Biochemical diagnosis of adult GHD has been reported to be affected by various factors, including age, sex, phase of the menstrual cycle, BMI, number of other PHDs, concomitant diseases, and certain medications [4, 3840]. In the present study, patient age and number of other PHDs, but not gender, were found to be efficient factors. When patients with ≥3 PHDs were not taken into consideration, BMI scores had significant inverse correlations with IGF-I and peak GH values. The reason for excluding patients with ≥3 PHDs was that in those patients the effect of BMI on IGF-I and peak GH might be minimal, because most of them had very low IGF-I and peak GH values. Patient age was also negatively correlated with IGF-I levels and GH peaks on ITT and GST. Furthermore, the number of other anterior PHDs was also closely related to the diagnosis of GHD. In all patients with ≥3 PHDs, GHD was diagnosed by all 3 stimulation tests, and the number of PHDs was inversely correlated also with either IGF-I level or GH peaks. Furthermore, all patients with an IGF-I concentration ≤95 ng/ml or SDS value ≤−1.1 were found to have GHD according to ITT, and GST with 3.00 and 1.07 µg/L cut-offs.

It is well known that following adolescence, GH secretion decreases physiologically with aging [38]. However, diagnostic GH threshold responses to stimulation tests that are used currently are not age dependent. In the present study, GH peaks and IGF-I levels were strictly age dependent and mean patient age showed a positive relationship with the number of stimulation tests yielding blunted responses (Table 2). Micmacher et al. [18] also reported that GST was age dependent. They also concluded that GST did not differentiate between healthy subjects and patients with GHD after age 50 years. Monitoring GH for only 3 h may be responsible for the lower GH peak responses to GST than to ITT in that study. Leong et al. [21] observed that the majority of GH peaks were within 3 h and suggested omitting the GH response in minute 240. However, in the present study, peak GH values to GST were occurred at minutes 210 and 240 in 50 (23.2 %) and 18 (8.3 %) patients, respectively. Although the current guideline suggests GST by monitoring GH levels for at least 3 h [7], our findings are in good agreement with other results indicating that the time should be prolonged to at least 4 h [24, 34].

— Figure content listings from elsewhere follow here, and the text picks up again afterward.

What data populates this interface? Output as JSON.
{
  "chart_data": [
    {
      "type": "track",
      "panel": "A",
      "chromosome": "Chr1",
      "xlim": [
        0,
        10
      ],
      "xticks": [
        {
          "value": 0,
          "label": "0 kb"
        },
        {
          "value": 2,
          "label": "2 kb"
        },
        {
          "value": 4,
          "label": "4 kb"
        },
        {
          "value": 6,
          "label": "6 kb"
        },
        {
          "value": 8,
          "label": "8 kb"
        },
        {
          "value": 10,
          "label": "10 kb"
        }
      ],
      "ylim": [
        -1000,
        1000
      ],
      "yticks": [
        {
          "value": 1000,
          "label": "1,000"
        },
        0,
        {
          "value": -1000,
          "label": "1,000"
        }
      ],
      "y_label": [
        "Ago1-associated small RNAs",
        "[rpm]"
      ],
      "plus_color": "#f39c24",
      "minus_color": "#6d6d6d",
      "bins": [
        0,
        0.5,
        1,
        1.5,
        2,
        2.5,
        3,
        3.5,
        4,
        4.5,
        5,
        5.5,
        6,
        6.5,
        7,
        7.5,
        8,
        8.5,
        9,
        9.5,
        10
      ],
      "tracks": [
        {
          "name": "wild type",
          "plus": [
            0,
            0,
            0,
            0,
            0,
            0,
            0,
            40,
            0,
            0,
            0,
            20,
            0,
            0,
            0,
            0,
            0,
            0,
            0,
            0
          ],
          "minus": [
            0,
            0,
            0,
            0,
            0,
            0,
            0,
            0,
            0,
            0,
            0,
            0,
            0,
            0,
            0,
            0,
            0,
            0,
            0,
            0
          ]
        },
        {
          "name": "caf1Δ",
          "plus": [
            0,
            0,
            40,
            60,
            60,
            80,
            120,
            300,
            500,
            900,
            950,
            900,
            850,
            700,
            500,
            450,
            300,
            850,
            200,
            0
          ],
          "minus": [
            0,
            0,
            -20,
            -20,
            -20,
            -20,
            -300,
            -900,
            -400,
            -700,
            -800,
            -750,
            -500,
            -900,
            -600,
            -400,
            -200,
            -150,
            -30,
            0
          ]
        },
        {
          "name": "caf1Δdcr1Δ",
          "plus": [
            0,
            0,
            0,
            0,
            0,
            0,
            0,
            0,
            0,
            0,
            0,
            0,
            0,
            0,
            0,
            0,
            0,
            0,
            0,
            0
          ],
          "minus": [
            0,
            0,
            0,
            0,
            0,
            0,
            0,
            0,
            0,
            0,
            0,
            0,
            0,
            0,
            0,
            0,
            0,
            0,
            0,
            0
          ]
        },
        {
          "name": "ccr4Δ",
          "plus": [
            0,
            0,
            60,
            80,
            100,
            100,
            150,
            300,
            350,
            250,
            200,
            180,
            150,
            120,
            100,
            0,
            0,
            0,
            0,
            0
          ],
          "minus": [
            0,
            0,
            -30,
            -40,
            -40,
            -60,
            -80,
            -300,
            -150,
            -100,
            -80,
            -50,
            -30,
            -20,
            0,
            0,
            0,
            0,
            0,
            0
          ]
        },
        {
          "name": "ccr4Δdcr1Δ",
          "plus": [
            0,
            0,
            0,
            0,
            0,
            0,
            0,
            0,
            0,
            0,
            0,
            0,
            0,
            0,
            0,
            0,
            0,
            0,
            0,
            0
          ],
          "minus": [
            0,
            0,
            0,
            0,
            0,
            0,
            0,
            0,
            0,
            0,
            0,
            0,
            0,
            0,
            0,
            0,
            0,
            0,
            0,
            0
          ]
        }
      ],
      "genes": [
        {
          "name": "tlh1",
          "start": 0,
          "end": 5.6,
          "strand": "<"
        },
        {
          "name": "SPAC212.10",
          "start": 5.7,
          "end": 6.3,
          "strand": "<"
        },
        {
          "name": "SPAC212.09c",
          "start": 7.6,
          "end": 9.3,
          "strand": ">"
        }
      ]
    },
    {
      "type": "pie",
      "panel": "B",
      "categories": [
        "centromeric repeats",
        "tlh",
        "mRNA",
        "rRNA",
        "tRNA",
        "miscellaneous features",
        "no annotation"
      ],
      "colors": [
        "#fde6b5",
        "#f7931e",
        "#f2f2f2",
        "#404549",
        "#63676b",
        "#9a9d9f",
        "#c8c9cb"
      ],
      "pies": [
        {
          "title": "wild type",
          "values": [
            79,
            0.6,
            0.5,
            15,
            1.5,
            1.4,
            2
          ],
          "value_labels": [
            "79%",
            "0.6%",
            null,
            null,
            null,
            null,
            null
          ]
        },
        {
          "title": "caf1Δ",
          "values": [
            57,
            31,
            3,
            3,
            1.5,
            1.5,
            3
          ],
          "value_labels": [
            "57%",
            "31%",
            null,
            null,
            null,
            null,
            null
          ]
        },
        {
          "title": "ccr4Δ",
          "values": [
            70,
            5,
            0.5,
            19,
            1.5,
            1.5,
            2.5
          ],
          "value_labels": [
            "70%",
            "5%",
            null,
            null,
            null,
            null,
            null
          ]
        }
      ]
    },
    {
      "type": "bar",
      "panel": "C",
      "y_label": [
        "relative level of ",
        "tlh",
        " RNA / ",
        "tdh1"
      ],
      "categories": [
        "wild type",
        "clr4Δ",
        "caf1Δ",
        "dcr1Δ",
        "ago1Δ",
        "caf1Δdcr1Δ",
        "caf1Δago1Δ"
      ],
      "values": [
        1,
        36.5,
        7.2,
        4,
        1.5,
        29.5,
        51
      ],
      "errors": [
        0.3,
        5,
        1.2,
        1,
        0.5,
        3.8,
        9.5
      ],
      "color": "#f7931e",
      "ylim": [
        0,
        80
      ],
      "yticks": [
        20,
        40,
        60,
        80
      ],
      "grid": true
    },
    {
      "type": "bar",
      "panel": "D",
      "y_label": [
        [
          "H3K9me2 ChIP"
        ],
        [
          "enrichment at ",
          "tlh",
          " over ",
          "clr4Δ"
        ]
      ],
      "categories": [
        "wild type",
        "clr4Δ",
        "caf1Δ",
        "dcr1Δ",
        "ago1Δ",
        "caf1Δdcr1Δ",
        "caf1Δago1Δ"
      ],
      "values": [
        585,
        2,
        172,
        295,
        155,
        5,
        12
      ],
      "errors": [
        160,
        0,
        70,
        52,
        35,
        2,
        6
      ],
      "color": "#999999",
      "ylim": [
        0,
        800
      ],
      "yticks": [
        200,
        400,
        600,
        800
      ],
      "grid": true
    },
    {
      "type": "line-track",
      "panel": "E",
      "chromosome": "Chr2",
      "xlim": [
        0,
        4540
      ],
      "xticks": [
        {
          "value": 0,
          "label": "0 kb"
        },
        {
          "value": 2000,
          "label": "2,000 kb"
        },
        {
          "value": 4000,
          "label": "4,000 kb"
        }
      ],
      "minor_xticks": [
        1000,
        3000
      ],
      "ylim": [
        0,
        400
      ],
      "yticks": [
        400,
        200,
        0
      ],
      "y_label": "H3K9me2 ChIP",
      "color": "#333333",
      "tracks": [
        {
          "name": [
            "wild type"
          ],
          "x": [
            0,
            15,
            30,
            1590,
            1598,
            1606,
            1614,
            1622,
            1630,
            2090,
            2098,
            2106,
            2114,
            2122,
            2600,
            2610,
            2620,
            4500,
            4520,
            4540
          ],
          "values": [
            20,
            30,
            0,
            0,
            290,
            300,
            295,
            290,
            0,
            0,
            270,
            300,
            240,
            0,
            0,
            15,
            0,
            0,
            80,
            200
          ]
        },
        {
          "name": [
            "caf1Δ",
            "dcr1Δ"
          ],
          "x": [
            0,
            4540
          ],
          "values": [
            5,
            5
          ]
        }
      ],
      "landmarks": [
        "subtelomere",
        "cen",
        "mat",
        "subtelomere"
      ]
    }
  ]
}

In conclusion, diagnostic challenges in adult GHD include the lack of pathognomonic clinical findings and precise biochemical test results. The withdrawal of GHRH by its manufacturer particularly complicates the diagnosis. The findings presented here indicate that patient age, BMI, IGF-I level, and number of PHDs are efficient factors associated with the diagnosis of adult GHD. A 4 h GST with a lower GH cut-off level such as 1.07 µg/L for GHD seems to be a suitable alternative of ITT. By using 1.07 µg/L as a GH cut-off during GST, a considerable number of patients diagnosed with GHD according to GST with 3.00 µg/L cut-off might be shown to have normal GH status.